Liquidity and Financial Risk

Liquidity and leverage ratios provide insight into the financial health of a company, and allow investors to determine the likelihood that the company will be able to continue operating as a going concern. TNDM has a current ratio of 1.90 compared to 4.90 for PODD. This means that PODD can more easily cover its most immediate liabilities over the next twelve months.


TNDM trades at a P/S of 0.36, compared to a P/B of 59.24, and a P/S of 10.06 for PODD. Given that earnings are what matter most to investors, analysts tend to place a greater weight on the P/E.

Analyst Price Targets and Opinions

When investing it’s crucial to distinguish between price and value. As Warren Buffet said, “price is what you pay, value is what you get”. TNDM is currently priced at a 11.36% to its one-year price target of 3.08. Comparatively, PODD is 11.51% relative to its price target of 68.00. This suggests that TNDM is the better investment over the next year.

The average investment recommendation on a scale of 1 to 5 (1 being a strong buy, 3 a hold, and 5 a sell) is 3.20 for TNDM and 2.10 for PODD, which implies that analysts are more bullish on the outlook for TNDM.

Risk and Volatility

No discussion on value is complete without taking into account risk. Analysts use a stock’s beta, which measures the volatility of a stock compared to the overall market, to measure systematic risk. A stock with a beta above 1 is more volatile than the market. Conversely, a beta below 1 implies a below average level of risk. TNDM has a beta of 0.17 and PODD’s beta is 1.57. TNDM’s shares are therefore the less volatile of the two stocks.

Insider Activity and Investor Sentiment

Short interest is another tool that analysts use to gauge investor sentiment.

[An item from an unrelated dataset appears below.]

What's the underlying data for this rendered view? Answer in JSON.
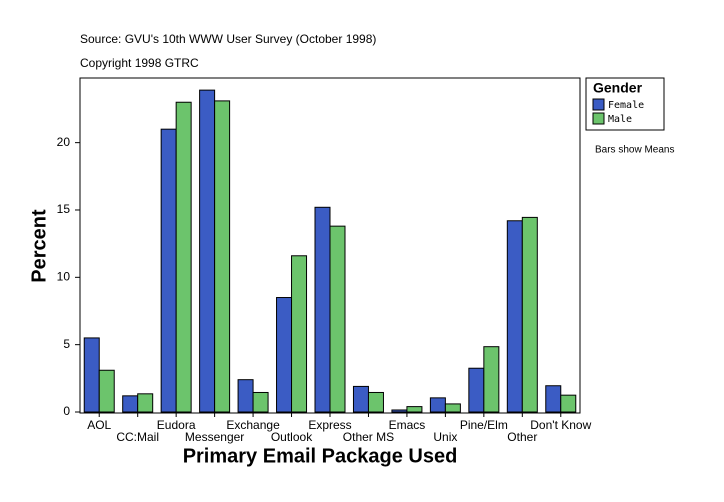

It represents the percentage of a stock’s tradable shares that are being shorted. TNDM has a short ratio of 1.82 compared to a short interest of 6.49 for PODD. This implies that the market is currently less bearish on the outlook for TNDM.


Tandem Diabetes Care, Inc. (NASDAQ:TNDM) beats Insulet Corporation (NASDAQ:PODD) on a total of 6 of the 14 factors compared between the two stocks. TNDM is growing fastly. In terms of valuation, TNDM is the cheaper of the two stocks on book value and sales basis, TNDM is more undervalued relative to its price target. Finally, TNDM has better sentiment signals based on short interest.